Anfang April kam es nahe des Hallenbads zu einer Prügelei zwischen zwei jungen Männern. Der erste Schlag ging von einem 30-Jährigen aus, der dafür schon rechtskräftig verurteilt wurde. Sein Gegenüber, der jetzt angeklagte 21-Jährige, reagierte auf den Schlag, indem er ein Klappmesser zückte und in Richtung des 30-Jährigen stach. Zwei Stiche trafen das Opfer am Arm. Doch damit war die Auseinandersetzung nicht beendet. Vielmehr versuchte der Angeklagte nach Überzeugung der Staatsanwaltschaft, einen weiteren Stich zu setzen. Das räumte der Angeklagte zwar ein – verwies aber in seiner Aussage auf seine Gedächtnislücken. Den Konsum von reichlich Alkohol und Marihuana machte er dafür verantwortlich. Sein Gegenüber konnte sich bei der Zeugenaussage vor Gericht besser erinnern und beschrieb sehr deutlich, dass es den Versuch eines Messerstichs in Richtung seines Rippenbogens gegeben habe. Dabei habe die Entfernung zwischen ihm und seinem Kontrahenten weniger als einen Meter betragen. Zu einer weiteren Verletzung sei es nicht gekommen, weil er eine abwehrende Bewegung gemacht habe. In der Folge gab es einen weiteren Schlag des 30-Jährigen, woraufhin der Angeklagte zu Boden ging und das Messer fallen ließ.
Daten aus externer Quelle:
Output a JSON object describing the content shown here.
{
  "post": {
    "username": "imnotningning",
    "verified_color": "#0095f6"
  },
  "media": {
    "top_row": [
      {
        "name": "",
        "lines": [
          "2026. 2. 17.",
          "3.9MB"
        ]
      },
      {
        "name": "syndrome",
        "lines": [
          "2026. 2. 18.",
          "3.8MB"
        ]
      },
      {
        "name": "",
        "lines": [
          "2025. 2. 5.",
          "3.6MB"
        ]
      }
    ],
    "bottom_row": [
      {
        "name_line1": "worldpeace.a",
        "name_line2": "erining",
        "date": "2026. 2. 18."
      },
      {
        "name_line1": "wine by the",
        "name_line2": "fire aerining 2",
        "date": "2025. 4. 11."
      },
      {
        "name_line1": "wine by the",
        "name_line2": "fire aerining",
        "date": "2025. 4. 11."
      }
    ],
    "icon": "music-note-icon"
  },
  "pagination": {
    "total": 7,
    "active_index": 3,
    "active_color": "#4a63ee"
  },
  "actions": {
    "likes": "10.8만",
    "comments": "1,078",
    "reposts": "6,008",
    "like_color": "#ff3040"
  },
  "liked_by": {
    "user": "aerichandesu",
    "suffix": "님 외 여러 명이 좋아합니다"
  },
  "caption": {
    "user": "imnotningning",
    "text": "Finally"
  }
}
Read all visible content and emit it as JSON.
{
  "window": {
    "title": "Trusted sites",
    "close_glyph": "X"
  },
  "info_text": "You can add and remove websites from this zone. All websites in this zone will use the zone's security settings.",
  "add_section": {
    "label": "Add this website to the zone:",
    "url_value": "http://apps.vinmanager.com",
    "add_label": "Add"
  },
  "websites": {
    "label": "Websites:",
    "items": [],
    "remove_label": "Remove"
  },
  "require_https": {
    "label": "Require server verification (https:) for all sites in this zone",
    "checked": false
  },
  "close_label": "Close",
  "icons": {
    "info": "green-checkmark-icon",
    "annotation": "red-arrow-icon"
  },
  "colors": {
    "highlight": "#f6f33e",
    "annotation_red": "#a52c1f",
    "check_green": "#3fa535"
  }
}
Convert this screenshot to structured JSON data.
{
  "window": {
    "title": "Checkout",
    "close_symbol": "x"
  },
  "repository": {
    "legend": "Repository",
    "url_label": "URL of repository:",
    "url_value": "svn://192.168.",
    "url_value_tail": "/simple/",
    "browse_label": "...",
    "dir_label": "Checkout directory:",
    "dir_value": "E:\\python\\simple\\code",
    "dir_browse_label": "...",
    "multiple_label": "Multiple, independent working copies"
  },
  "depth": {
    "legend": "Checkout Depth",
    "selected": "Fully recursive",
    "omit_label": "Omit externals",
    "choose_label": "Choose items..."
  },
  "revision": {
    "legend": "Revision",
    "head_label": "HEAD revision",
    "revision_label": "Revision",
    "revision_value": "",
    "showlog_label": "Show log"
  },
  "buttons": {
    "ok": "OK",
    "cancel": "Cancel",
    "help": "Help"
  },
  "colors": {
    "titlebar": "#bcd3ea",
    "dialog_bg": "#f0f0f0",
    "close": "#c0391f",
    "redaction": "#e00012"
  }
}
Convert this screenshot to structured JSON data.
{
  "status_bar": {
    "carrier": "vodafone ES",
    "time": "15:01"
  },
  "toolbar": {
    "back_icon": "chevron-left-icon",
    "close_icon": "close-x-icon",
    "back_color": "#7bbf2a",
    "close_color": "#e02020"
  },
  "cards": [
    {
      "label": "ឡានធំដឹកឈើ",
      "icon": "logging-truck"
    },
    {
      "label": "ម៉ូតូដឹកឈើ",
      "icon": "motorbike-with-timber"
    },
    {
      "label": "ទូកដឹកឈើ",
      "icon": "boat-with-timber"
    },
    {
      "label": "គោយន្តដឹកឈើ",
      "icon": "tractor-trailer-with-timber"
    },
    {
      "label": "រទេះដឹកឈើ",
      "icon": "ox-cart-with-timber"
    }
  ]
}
Die Nähe zwischen den beiden Tatbeteiligten und die Möglichkeit einer lebensbedrohlichen Verletzung bei einem Stich in den Rumpf mache aus der angeklagten schweren Körperverletzung möglicherweise einen versuchten Totschlag. Dafür sei das Amtsgericht aber nicht zuständig, erläuterte die Richterin. Für die Verhandlung vor dem Landgericht brachte die Richterin zwei mögliche Gutachten ins Spiel: Eines, das über die Auswirkungen einer Stichverletzung Aussagen macht, und eines, das die Schuldfähigkeit des Angeklagten aufgrund seines Alkohol- und DrogenKonsums beurteilt. Den beschrieb der Angeklagte für den Tattag als sehr intensiv.
Im Falle einer Verurteilung wegen versuchten Totschlags droht dem 21-Jährigen eine Mindeststrafe von fünf Jahren, die nicht zur Bewährung ausgesetzt werden kann. Sollte die Verurteilung aufgrund einer gefährlichen Körperverletzung erfolgen, gilt eine Mindeststrafe von sechs Monaten. Hier ist die Aussetzung auf Bewährung möglich.